What can I expect when I visit an Osteopath?

When you visit an Osteopath for the first time a full case history will be taken and you will be given an examination. You will normally be asked to remove some of your clothing and to perform a simple series of movements. The Osteopath will then use a highly developed sense of touch, called palpation, to identify any points of weakness or excessive strain throughout the body. The Osteopath may need additional investigations such as x-ray, scans or blood tests. This will allow a full diagnosis and suitable treatment plan to be developed for you.

How many treatments will I need?

Osteopathy is patient centred, which means treatment is geared to you as an individual. Your Osteopath should be able to give you an indication of your treatment plan after your first visit. For some acute pain one or two treatments may be all that is necessary. Chronic conditions may need ongoing maintenance. An average is 4-6 sessions.
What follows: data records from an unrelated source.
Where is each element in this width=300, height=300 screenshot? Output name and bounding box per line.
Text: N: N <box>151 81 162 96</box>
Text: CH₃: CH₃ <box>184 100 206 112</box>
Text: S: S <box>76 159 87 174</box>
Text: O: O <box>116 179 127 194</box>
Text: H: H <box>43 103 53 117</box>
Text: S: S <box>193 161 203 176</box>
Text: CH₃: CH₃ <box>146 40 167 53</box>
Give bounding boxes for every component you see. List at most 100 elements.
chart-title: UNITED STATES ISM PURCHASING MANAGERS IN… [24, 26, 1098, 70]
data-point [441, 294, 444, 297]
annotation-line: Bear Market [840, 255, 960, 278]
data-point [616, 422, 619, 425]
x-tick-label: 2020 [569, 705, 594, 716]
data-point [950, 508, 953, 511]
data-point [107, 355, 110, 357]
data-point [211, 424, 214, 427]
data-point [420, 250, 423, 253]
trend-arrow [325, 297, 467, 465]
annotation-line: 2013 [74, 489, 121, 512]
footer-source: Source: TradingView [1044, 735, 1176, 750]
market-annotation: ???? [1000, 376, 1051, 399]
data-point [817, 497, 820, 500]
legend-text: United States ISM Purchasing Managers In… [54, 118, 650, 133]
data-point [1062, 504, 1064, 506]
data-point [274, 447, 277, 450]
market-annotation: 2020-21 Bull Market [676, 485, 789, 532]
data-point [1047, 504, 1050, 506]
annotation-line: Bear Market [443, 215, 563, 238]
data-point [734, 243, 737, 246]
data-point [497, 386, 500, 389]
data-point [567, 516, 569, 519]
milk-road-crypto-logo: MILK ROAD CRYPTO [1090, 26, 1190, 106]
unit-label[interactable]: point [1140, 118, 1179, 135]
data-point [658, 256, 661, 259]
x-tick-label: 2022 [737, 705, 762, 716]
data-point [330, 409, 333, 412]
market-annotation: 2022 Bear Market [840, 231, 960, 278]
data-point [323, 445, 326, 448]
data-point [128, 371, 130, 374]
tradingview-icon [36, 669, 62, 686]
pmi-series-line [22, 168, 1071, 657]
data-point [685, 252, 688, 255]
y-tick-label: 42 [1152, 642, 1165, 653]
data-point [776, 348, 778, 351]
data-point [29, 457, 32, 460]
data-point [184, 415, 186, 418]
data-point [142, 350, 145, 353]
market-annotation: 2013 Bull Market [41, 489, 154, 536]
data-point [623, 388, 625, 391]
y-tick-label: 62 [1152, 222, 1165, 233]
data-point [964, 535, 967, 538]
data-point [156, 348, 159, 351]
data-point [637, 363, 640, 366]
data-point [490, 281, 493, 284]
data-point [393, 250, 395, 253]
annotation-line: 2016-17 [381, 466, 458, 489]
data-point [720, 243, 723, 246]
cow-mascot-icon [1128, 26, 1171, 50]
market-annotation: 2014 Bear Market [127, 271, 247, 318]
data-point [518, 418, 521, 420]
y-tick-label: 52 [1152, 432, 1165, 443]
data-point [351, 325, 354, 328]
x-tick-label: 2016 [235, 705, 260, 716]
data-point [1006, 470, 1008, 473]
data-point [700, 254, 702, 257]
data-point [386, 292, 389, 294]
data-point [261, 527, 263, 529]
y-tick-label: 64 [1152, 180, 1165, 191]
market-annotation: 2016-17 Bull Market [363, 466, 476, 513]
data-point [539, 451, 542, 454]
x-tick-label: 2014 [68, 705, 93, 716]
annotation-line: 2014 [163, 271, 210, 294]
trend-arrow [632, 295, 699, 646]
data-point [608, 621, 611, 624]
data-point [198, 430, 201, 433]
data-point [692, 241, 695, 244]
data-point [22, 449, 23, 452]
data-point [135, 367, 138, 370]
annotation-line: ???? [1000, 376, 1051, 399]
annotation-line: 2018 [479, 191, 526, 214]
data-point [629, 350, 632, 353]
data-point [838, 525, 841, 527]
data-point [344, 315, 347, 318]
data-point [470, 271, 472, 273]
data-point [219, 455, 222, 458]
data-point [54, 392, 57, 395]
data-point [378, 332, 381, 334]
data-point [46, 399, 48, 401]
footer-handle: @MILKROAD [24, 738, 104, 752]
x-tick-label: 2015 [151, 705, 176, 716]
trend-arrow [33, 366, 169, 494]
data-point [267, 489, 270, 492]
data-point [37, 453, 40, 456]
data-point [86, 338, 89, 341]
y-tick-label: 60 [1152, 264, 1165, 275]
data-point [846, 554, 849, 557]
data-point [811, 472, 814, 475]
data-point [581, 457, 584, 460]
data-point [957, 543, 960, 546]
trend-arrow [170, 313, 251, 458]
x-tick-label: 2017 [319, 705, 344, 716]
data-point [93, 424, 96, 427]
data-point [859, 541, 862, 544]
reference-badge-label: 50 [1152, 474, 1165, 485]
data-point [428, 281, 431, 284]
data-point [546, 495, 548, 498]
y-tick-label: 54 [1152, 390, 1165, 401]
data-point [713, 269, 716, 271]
Do I need a referral from my GP?

A formal referral from your GP is not necessary. If you may want to claim on your health insurance some require that you obtain your doctors permission first.

How does Osteopathy work?

Osteopaths work with their hands using a wide variety of treatment techniques. These may include soft tissue techniques, rhythmic passive joint mobilisation or specific thrust techniques designed to improve mobility and the range of movement of a joint. Gentle release techniques are widely used, particularly when treating children or elderly patients. This allows the body to return to efficient, normal function.

Can I have Osteopathy on my private medical insurance?

Yes, most major private health insurers fund Osteopathic treatment. Reimbursement will depend on the insurer and the plan you have chosen. Contact the helpline of your insurance company who will explain the best way to claim on your individual policy.

Your spouse, partner or children might also be able to receive osteopathic treatment on your policy. At Sneyd Park clinic our practitioner are all registered with AXA PPP, Aviva BWCA and BUPA.

What are the origins of Osteopathy?

Andrew Taylor Still, born in 1828 in Virginia, USA, trained as a doctor according to the system of medical education available at the time. As time went on he followed a different path from many of his peers, eschewing alcohol and the habit of contemporary physicians of administering crude drugs at their disposal in heroic quantities. This drove him to seek new methods of treating sickness. The outcome of his research was the application of physical treatment as a specialised form of treatment for which he coined the name 'Osteopathy'.

In 1892 A T Still organised a school in Kirksville, Missouri, for the teaching of Osteopathy and it was from these small beginnings that Osteopathy was brought to England early in the 1900's. The British School of Osteopathy was opened in 1917 and has remains Europes largest Osteopathic establishment to date. There are now over 3800 osteopaths practising in the uk.